Between 5 and 10% of women with POI may become pregnant with no treatment. As of 2016, no fertility treatment has been found to effectively increase fertility in women with POI, and the use of donor eggs with in-vitro fertilization and adoption are a means of achieving parenthood for women with POI. Some women with POI choose to live child-free.

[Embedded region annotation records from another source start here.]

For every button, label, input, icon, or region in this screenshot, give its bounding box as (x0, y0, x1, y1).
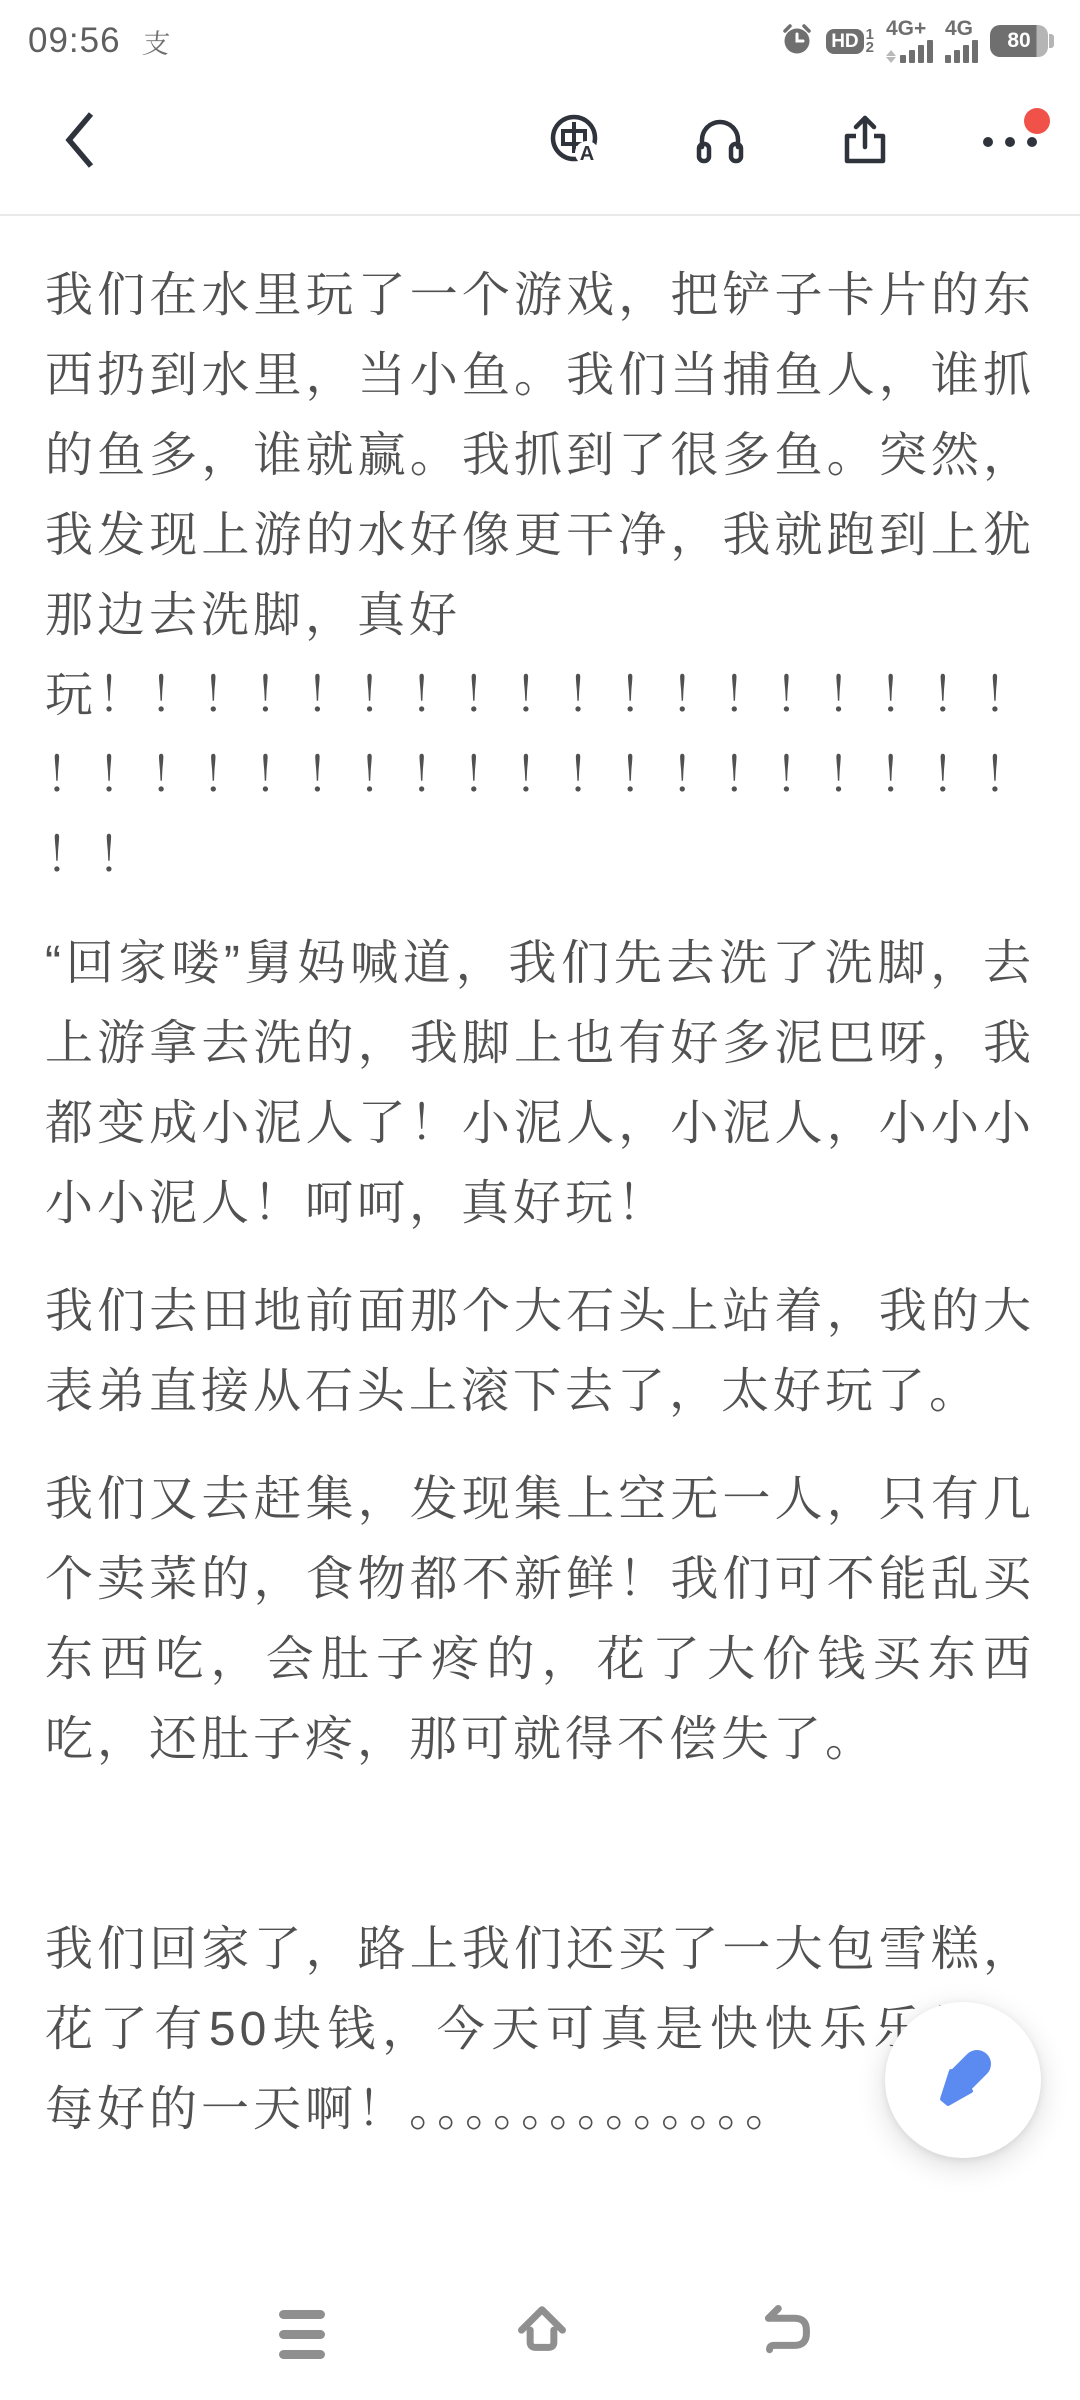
status-left: 09:56 支 (28, 21, 170, 61)
return-icon (762, 2302, 814, 2359)
share-icon (836, 111, 894, 174)
back-button[interactable] (56, 110, 104, 174)
paragraph: 我们又去赶集，发现集上空无一人，只有几个卖菜的，食物都不新鲜！我们可不能乱买东西… (45, 1460, 1035, 1780)
headphones-icon (691, 111, 749, 174)
hd-icon: HD 1 2 (826, 28, 874, 54)
svg-text:A: A (580, 143, 594, 165)
signal-sim1: 4G+ (886, 19, 933, 63)
toolbar: A (0, 70, 1080, 214)
battery-icon: 80 (990, 25, 1054, 57)
paragraph: “回家喽”舅妈喊道，我们先去洗了洗脚，去上游拿去洗的，我脚上也有好多泥巴呀，我都… (45, 924, 1035, 1244)
more-button[interactable] (982, 114, 1038, 170)
data-arrows-icon (886, 50, 896, 63)
signal-bars-icon (945, 40, 978, 63)
translate-button[interactable]: A (547, 114, 603, 170)
paragraph: 我们回家了，路上我们还买了一大包雪糕，花了有50块钱，今天可真是快快乐乐的，每好… (45, 1910, 1035, 2150)
pencil-icon (915, 2030, 1011, 2131)
signal-sim2: 4G (945, 19, 978, 63)
alarm-icon (780, 22, 814, 61)
share-button[interactable] (837, 114, 893, 170)
listen-button[interactable] (692, 114, 748, 170)
hd-sim2: 2 (866, 41, 874, 54)
status-bar: 09:56 支 HD 1 2 4G+ (0, 0, 1080, 70)
alipay-notification-icon: 支 (141, 22, 172, 61)
recents-button[interactable] (274, 2306, 330, 2362)
navigation-bar (0, 2290, 1080, 2400)
edit-fab-button[interactable] (885, 2002, 1041, 2158)
signal-bars-icon (886, 40, 933, 63)
more-icon (983, 137, 1037, 147)
network-type-sim1: 4G+ (886, 19, 926, 39)
notification-badge (1024, 108, 1050, 134)
paragraph: 我们在水里玩了一个游戏，把铲子卡片的东西扔到水里，当小鱼。我们当捕鱼人，谁抓的鱼… (45, 256, 1035, 896)
status-right: HD 1 2 4G+ 4G 80 (780, 19, 1054, 63)
translate-icon: A (546, 111, 604, 174)
clock-time: 09:56 (28, 21, 121, 61)
note-content[interactable]: 我们在水里玩了一个游戏，把铲子卡片的东西扔到水里，当小鱼。我们当捕鱼人，谁抓的鱼… (0, 216, 1080, 2178)
back-icon (58, 108, 102, 177)
menu-icon (279, 2310, 325, 2359)
phone-screen: 09:56 支 HD 1 2 4G+ (0, 0, 1080, 2400)
battery-percent: 80 (1007, 29, 1030, 53)
paragraph: 我们去田地前面那个大石头上站着，我的大表弟直接从石头上滚下去了，太好玩了。 (45, 1272, 1035, 1432)
back-nav-button[interactable] (760, 2302, 816, 2358)
home-icon (514, 2300, 570, 2361)
home-button[interactable] (514, 2302, 570, 2358)
network-type-sim2: 4G (945, 19, 973, 39)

Researchers have investigated the use of a hormone called dehydroepiandrosterone in women with POI to increase spontaneous pregnancy rates. Results from studies on DHEA in 2010 indicated that DHEA may increase spontaneously conceived pregnancies, decrease spontaneous miscarriage rates and improve IVF success rates in women with POI. This includes women referred for donor eggs or surrogacy in 2009. In 2018, there was no significant improvement in ovarian function by 12-month on DHEA supplementation in women with POI. Given the inconclusiveness of potential benefits and risks of testosterone and DHEA supplementation, longer-term, randomized studies are warranted for women and girls with POI.
Ovarian tissue cryopreservation can be performed on prepubertal girls at risk for premature ovarian failure, and this procedure is as feasible and safe as comparable operative procedures in children.
In 2013, Kawamura in Japan and his collaborators at Stanford University published treatment of infertility of POI patients by fragmenting ovaries followed by in vitro treatment of ovarian fragments with phosphatidylinositol-3 kinase activators to enhance the AKT pathway followed by autografting. They successfully promoted follicle growth, retrieved mature oocytes, and performed in vitro fertilization. Following embryo transfer, a healthy baby was delivered. A 2020 review covered variations including phosphatidylinositol-3 kinase activators to enhance the AKT pathway, fragmentation of ovarian cortex, combining those two into in-vitro activation, and drug-free IVA. Two laparoscopies are needed in conventional IVA and one with drug-free IVA.